اَللّٰهُ وَلِيُّ الَّذ۪ينَ اٰمَنُواۙ يُخْرِجُهُمْ مِنَ الظُّلُمَاتِ اِلَى النُّورِۜ وَالَّذ۪ينَ كَفَرُٓوا اَوْلِيَٓاؤُ۬هُمُ الطَّاغُوتُۙ يُخْرِجُونَهُمْ مِنَ النُّورِ اِلَى الظُّلُمَاتِۜ اُو۬لٰٓئِكَ اَصْحَابُ النَّارِۚ هُمْ ف۪يهَا خَالِدُونَ۟
Allah, iman edenlerin Velisidir/dostudur. (Bu dostluğunun bir tecellisi olarak) onları (küfrün, şirkin) karanlıklarından (tevhidin ve imanın) aydınlığına çıkarır. Kâfirlerin velileriyse/dostlarıysa tağuttur. Onları (iman ve tevhidin) aydınlığından (küfrün ve şirkin) karanlıklarına çıkarırlar. Bunlar, ateşin ehlidir ve orada ebedî kalacaklardır.
(2/Bakara, 257)
اَلَمْ تَرَ اِلَى الَّذ۪ينَ يَزْعُمُونَ اَنَّهُمْ اٰمَنُوا بِمَٓا اُنْزِلَ اِلَيْكَ وَمَٓا اُنْزِلَ مِنْ قَبْلِكَ يُر۪يدُونَ اَنْ يَتَحَاكَمُٓوا اِلَى الطَّاغُوتِ وَقَدْ اُمِرُٓوا اَنْ يَكْفُرُوا بِه۪ۜ وَيُر۪يدُ الشَّيْطَانُ اَنْ يُضِلَّهُمْ ضَلَالًا بَع۪يدًا
Sana indirilene (Kur’ân) ve senden önce indirilen (Kitaplara) iman ettiğini zannedenleri görmedin mi? İnkâr etmekle emrolundukları hâlde tağuta muhakeme olmak istiyorlar. Şeytan onları (hakka geri dönüşü zor) uzak bir saptırmayla saptırmak ister.
(4/Nîsa, 60)
Bize heva ve heveslerinle konuşma ablacım. 23 senelik iktidarın sonunda gelinen nokta ortada. Sizin dininiz size, bizim dinimiz bize.

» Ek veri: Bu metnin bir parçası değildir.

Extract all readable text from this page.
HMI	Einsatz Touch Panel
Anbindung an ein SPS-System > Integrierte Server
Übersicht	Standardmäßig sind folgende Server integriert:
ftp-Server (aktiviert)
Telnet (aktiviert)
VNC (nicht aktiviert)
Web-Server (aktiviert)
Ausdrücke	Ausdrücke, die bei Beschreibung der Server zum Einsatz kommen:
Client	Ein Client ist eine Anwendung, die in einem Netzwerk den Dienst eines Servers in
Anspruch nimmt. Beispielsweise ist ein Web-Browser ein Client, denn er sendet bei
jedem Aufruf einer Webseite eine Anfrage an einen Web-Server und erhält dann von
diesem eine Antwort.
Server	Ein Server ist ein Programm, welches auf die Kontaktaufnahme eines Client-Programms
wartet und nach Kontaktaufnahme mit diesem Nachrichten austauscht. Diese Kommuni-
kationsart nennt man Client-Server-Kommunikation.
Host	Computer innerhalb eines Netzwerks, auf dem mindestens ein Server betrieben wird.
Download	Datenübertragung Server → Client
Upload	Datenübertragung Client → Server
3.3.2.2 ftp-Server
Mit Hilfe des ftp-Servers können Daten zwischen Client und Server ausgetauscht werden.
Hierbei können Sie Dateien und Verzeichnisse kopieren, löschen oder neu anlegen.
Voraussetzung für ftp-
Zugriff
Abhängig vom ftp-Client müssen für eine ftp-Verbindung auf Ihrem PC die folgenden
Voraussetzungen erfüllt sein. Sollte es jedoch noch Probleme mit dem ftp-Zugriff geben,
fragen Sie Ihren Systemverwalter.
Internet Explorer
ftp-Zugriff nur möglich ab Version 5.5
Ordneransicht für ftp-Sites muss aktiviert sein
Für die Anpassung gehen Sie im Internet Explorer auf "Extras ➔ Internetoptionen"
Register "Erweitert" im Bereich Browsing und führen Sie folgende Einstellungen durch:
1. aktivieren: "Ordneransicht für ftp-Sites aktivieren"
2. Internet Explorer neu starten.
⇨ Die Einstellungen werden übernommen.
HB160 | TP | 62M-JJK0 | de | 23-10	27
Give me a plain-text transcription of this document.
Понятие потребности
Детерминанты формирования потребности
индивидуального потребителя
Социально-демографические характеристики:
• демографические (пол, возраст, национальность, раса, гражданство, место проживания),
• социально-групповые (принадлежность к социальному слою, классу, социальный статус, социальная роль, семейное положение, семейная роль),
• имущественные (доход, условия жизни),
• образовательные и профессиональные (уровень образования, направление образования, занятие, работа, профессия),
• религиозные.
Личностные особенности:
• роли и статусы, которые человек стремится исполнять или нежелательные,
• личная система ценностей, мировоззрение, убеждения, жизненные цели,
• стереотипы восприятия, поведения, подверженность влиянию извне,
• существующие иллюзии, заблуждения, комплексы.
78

Allah’ın (cc) şeriatını bir kenara bırakıp; beşerî kanunlara, örf ve âdetlere, töre ve yöresel inançlara, ezcümle İslam şeriatına göre sorunları çözmeyen bir merciye başvuranlar, inandıklarını söyleseler de onların imanı gerçek olmayıp zandan ibarettir.